8. De voorzieningenrechter ziet vooralsnog geen grond om te oordelen dat het bestreden besluit in bezwaar geen stand zal houden. Dat de Ziekenhuisgroep, zoals verzoekster nog heeft aangevoerd, reeds met de kap van de bomen zou zijn begonnen twee dagen voordat de ontheffing is verleend, vormt, wat er ook zij van die stelling, op zichzelf geen grond thans nog een voorziening te treffen. Voor zover verzoekster nog heeft aangevoerd dat de Ziekenhuisgroep zich niet houdt aan voorschriften die aan de ontheffing zijn verbonden, is ook dat geen grond om de ontheffing thans te schorsen omdat die stelling ziet op handhaving, waarvoor verzoekster zich rechtstreeks tot verweerder kan wenden.
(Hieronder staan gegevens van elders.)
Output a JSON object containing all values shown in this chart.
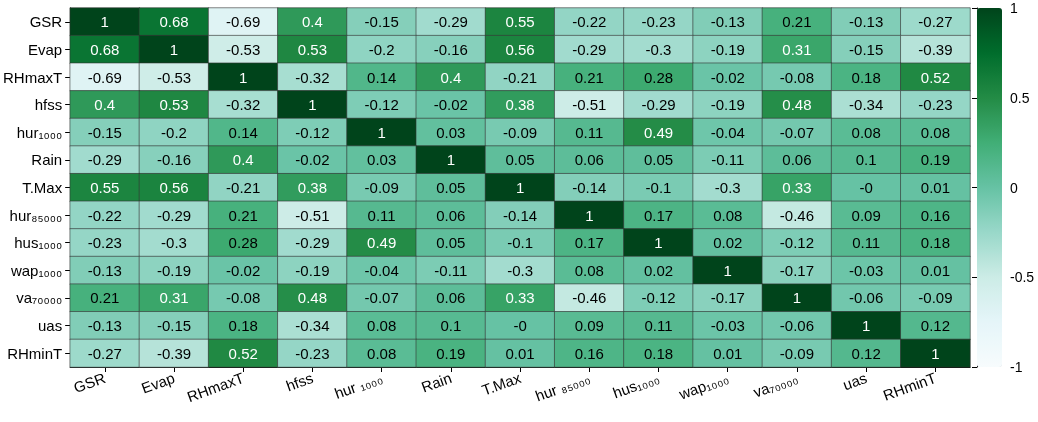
{
  "chart_data": {
    "type": "heatmap",
    "categories": [
      "GSR",
      "Evap",
      "RHmaxT",
      "hfss",
      "hur ₁₀₀₀",
      "Rain",
      "T.Max",
      "hur ₈₅₀₀₀",
      "hus₁₀₀₀",
      "wap₁₀₀₀",
      "va₇₀₀₀₀",
      "uas",
      "RHminT"
    ],
    "y_categories": [
      "GSR",
      "Evap",
      "RHmaxT",
      "hfss",
      "hur₁₀₀₀",
      "Rain",
      "T.Max",
      "hur₈₅₀₀₀",
      "hus₁₀₀₀",
      "wap₁₀₀₀",
      "va₇₀₀₀₀",
      "uas",
      "RHminT"
    ],
    "cells": [
      [
        1,
        0.68,
        -0.69,
        0.4,
        -0.15,
        -0.29,
        0.55,
        -0.22,
        -0.23,
        -0.13,
        0.21,
        -0.13,
        -0.27
      ],
      [
        0.68,
        1,
        -0.53,
        0.53,
        -0.2,
        -0.16,
        0.56,
        -0.29,
        -0.3,
        -0.19,
        0.31,
        -0.15,
        -0.39
      ],
      [
        -0.69,
        -0.53,
        1,
        -0.32,
        0.14,
        0.4,
        -0.21,
        0.21,
        0.28,
        -0.02,
        -0.08,
        0.18,
        0.52
      ],
      [
        0.4,
        0.53,
        -0.32,
        1,
        -0.12,
        -0.02,
        0.38,
        -0.51,
        -0.29,
        -0.19,
        0.48,
        -0.34,
        -0.23
      ],
      [
        -0.15,
        -0.2,
        0.14,
        -0.12,
        1,
        0.03,
        -0.09,
        0.11,
        0.49,
        -0.04,
        -0.07,
        0.08,
        0.08
      ],
      [
        -0.29,
        -0.16,
        0.4,
        -0.02,
        0.03,
        1,
        0.05,
        0.06,
        0.05,
        -0.11,
        0.06,
        0.1,
        0.19
      ],
      [
        0.55,
        0.56,
        -0.21,
        0.38,
        -0.09,
        0.05,
        1,
        -0.14,
        -0.1,
        -0.3,
        0.33,
        0,
        0.01
      ],
      [
        -0.22,
        -0.29,
        0.21,
        -0.51,
        0.11,
        0.06,
        -0.14,
        1,
        0.17,
        0.08,
        -0.46,
        0.09,
        0.16
      ],
      [
        -0.23,
        -0.3,
        0.28,
        -0.29,
        0.49,
        0.05,
        -0.1,
        0.17,
        1,
        0.02,
        -0.12,
        0.11,
        0.18
      ],
      [
        -0.13,
        -0.19,
        -0.02,
        -0.19,
        -0.04,
        -0.11,
        -0.3,
        0.08,
        0.02,
        1,
        -0.17,
        -0.03,
        0.01
      ],
      [
        0.21,
        0.31,
        -0.08,
        0.48,
        -0.07,
        0.06,
        0.33,
        -0.46,
        -0.12,
        -0.17,
        1,
        -0.06,
        -0.09
      ],
      [
        -0.13,
        -0.15,
        0.18,
        -0.34,
        0.08,
        0.1,
        0,
        0.09,
        0.11,
        -0.03,
        -0.06,
        1,
        0.12
      ],
      [
        -0.27,
        -0.39,
        0.52,
        -0.23,
        0.08,
        0.19,
        0.01,
        0.16,
        0.18,
        0.01,
        -0.09,
        0.12,
        1
      ]
    ],
    "cell_labels": [
      [
        "1",
        "0.68",
        "-0.69",
        "0.4",
        "-0.15",
        "-0.29",
        "0.55",
        "-0.22",
        "-0.23",
        "-0.13",
        "0.21",
        "-0.13",
        "-0.27"
      ],
      [
        "0.68",
        "1",
        "-0.53",
        "0.53",
        "-0.2",
        "-0.16",
        "0.56",
        "-0.29",
        "-0.3",
        "-0.19",
        "0.31",
        "-0.15",
        "-0.39"
      ],
      [
        "-0.69",
        "-0.53",
        "1",
        "-0.32",
        "0.14",
        "0.4",
        "-0.21",
        "0.21",
        "0.28",
        "-0.02",
        "-0.08",
        "0.18",
        "0.52"
      ],
      [
        "0.4",
        "0.53",
        "-0.32",
        "1",
        "-0.12",
        "-0.02",
        "0.38",
        "-0.51",
        "-0.29",
        "-0.19",
        "0.48",
        "-0.34",
        "-0.23"
      ],
      [
        "-0.15",
        "-0.2",
        "0.14",
        "-0.12",
        "1",
        "0.03",
        "-0.09",
        "0.11",
        "0.49",
        "-0.04",
        "-0.07",
        "0.08",
        "0.08"
      ],
      [
        "-0.29",
        "-0.16",
        "0.4",
        "-0.02",
        "0.03",
        "1",
        "0.05",
        "0.06",
        "0.05",
        "-0.11",
        "0.06",
        "0.1",
        "0.19"
      ],
      [
        "0.55",
        "0.56",
        "-0.21",
        "0.38",
        "-0.09",
        "0.05",
        "1",
        "-0.14",
        "-0.1",
        "-0.3",
        "0.33",
        "-0",
        "0.01"
      ],
      [
        "-0.22",
        "-0.29",
        "0.21",
        "-0.51",
        "0.11",
        "0.06",
        "-0.14",
        "1",
        "0.17",
        "0.08",
        "-0.46",
        "0.09",
        "0.16"
      ],
      [
        "-0.23",
        "-0.3",
        "0.28",
        "-0.29",
        "0.49",
        "0.05",
        "-0.1",
        "0.17",
        "1",
        "0.02",
        "-0.12",
        "0.11",
        "0.18"
      ],
      [
        "-0.13",
        "-0.19",
        "-0.02",
        "-0.19",
        "-0.04",
        "-0.11",
        "-0.3",
        "0.08",
        "0.02",
        "1",
        "-0.17",
        "-0.03",
        "0.01"
      ],
      [
        "0.21",
        "0.31",
        "-0.08",
        "0.48",
        "-0.07",
        "0.06",
        "0.33",
        "-0.46",
        "-0.12",
        "-0.17",
        "1",
        "-0.06",
        "-0.09"
      ],
      [
        "-0.13",
        "-0.15",
        "0.18",
        "-0.34",
        "0.08",
        "0.1",
        "-0",
        "0.09",
        "0.11",
        "-0.03",
        "-0.06",
        "1",
        "0.12"
      ],
      [
        "-0.27",
        "-0.39",
        "0.52",
        "-0.23",
        "0.08",
        "0.19",
        "0.01",
        "0.16",
        "0.18",
        "0.01",
        "-0.09",
        "0.12",
        "1"
      ]
    ],
    "clim": [
      -1,
      1
    ],
    "cticks": [
      -1,
      -0.5,
      0,
      0.5,
      1
    ]
  }
}
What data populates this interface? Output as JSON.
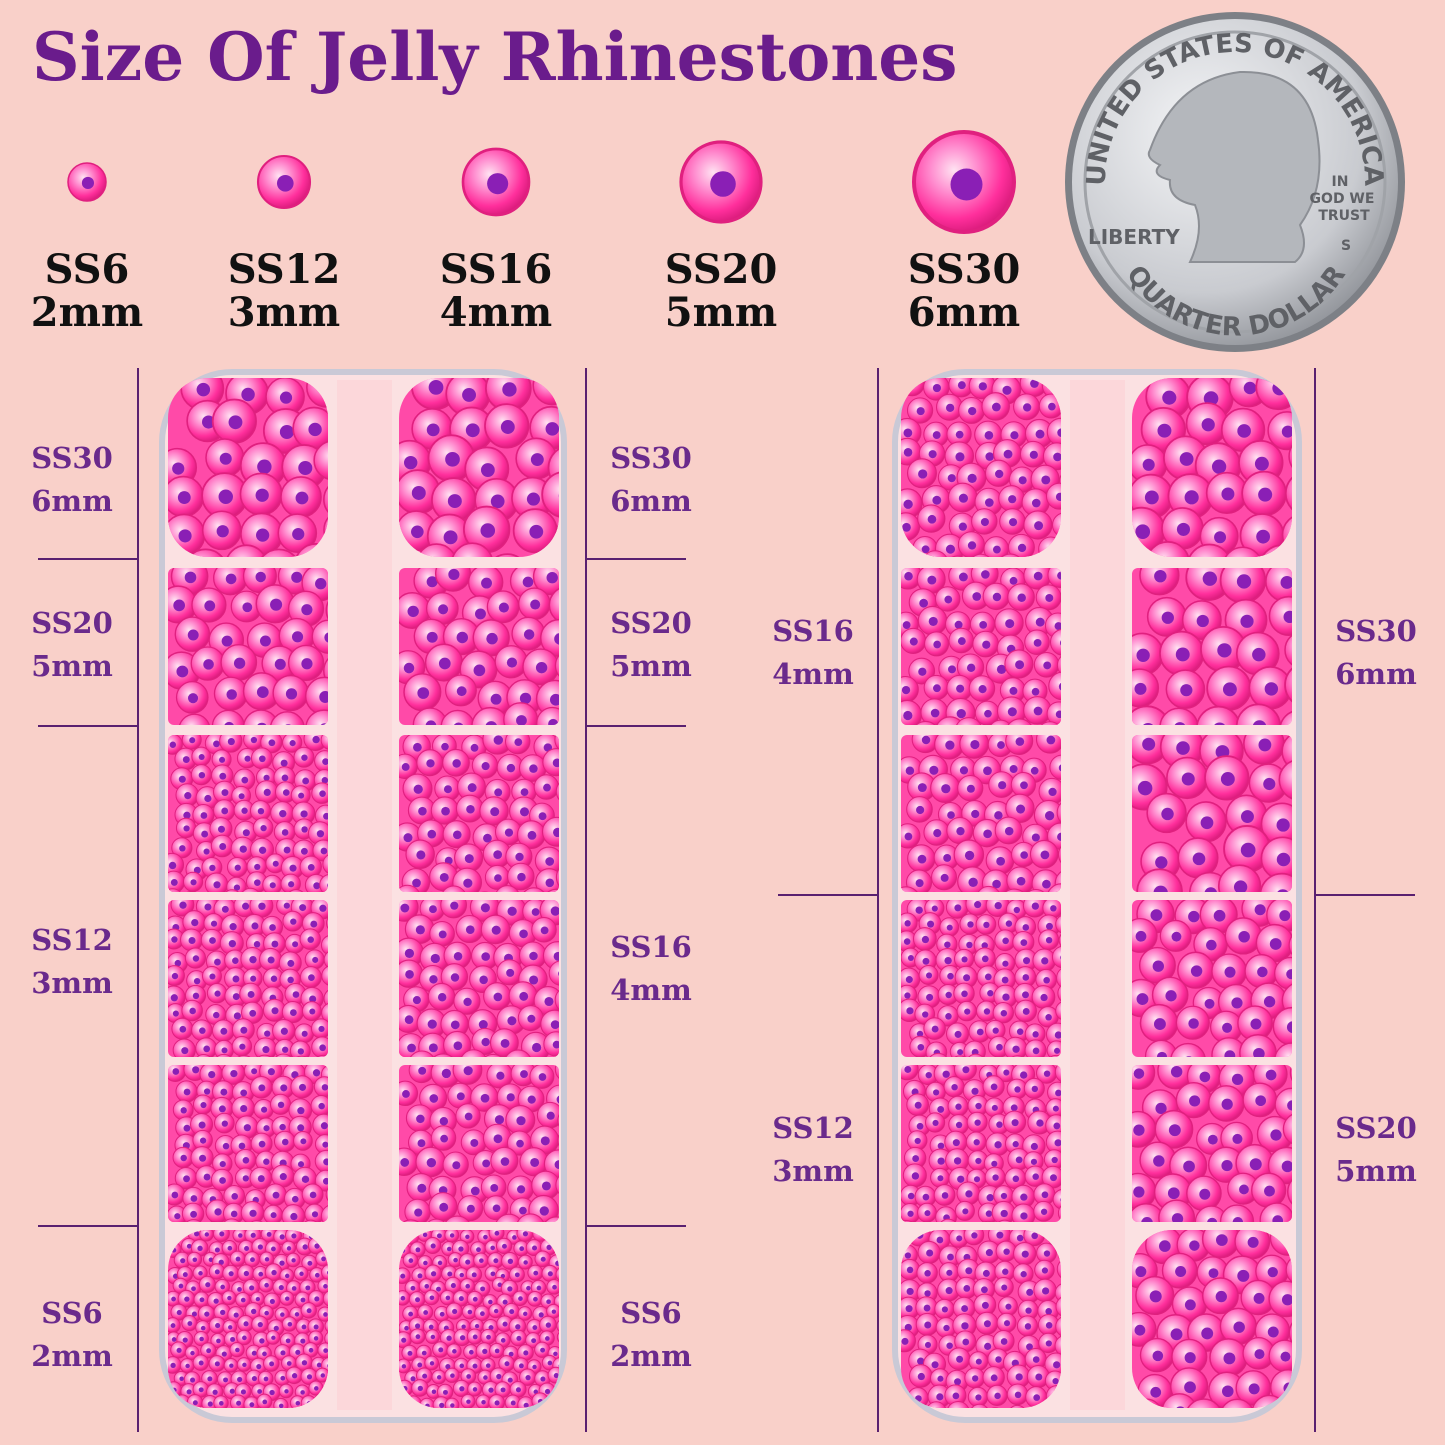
{
  "title": "Size Of Jelly Rhinestones",
  "size_guide": [
    {
      "code": "SS6",
      "mm": "2mm"
    },
    {
      "code": "SS12",
      "mm": "3mm"
    },
    {
      "code": "SS16",
      "mm": "4mm"
    },
    {
      "code": "SS20",
      "mm": "5mm"
    },
    {
      "code": "SS30",
      "mm": "6mm"
    }
  ],
  "coin": {
    "top": "UNITED STATES OF AMERICA",
    "motto": [
      "IN",
      "GOD WE",
      "TRUST"
    ],
    "liberty": "LIBERTY",
    "mint": "S",
    "bottom": "QUARTER DOLLAR"
  },
  "left_tray": {
    "left_labels": [
      {
        "code": "SS30",
        "mm": "6mm"
      },
      {
        "code": "SS20",
        "mm": "5mm"
      },
      {
        "code": "SS12",
        "mm": "3mm"
      },
      {
        "code": "SS6",
        "mm": "2mm"
      }
    ],
    "right_labels": [
      {
        "code": "SS30",
        "mm": "6mm"
      },
      {
        "code": "SS20",
        "mm": "5mm"
      },
      {
        "code": "SS16",
        "mm": "4mm"
      },
      {
        "code": "SS6",
        "mm": "2mm"
      }
    ]
  },
  "right_tray": {
    "left_labels": [
      {
        "code": "SS16",
        "mm": "4mm"
      },
      {
        "code": "SS12",
        "mm": "3mm"
      }
    ],
    "right_labels": [
      {
        "code": "SS30",
        "mm": "6mm"
      },
      {
        "code": "SS20",
        "mm": "5mm"
      }
    ]
  }
}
Verzoeksters stellingen die zien op door haar noodzakelijk geachte monitoring van de vleermuizen zal zij in de bezwaarprocedure kunnen inbrengen door de juistheid van de voorschriften ter discussie te stellen. Zij heeft echter niet onderbouwd waarom die stellingen thans aanleiding moeten vormen voor schorsing van de ontheffing. Voor het treffen van een voorlopige voorziening ziet de voorzieningenrechter daarom geen aanleiding.
9. Voor een proceskostenveroordeling bestaat dan geen aanleiding.

Beslissing

De voorzieningenrechter wijst het verzoek om voorlopige voorziening af.
Deze uitspraak is gedaan op 23 januari 2020 door mr. R.H.M. Bruin, voorzieningenrechter, in aanwezigheid van mr. E. Degen, griffier.
griffier voorzieningenrechter
Afschrift verzonden aan partijen op:

Rechtsmiddel

Tegen deze uitspraak staat geen rechtsmiddel open.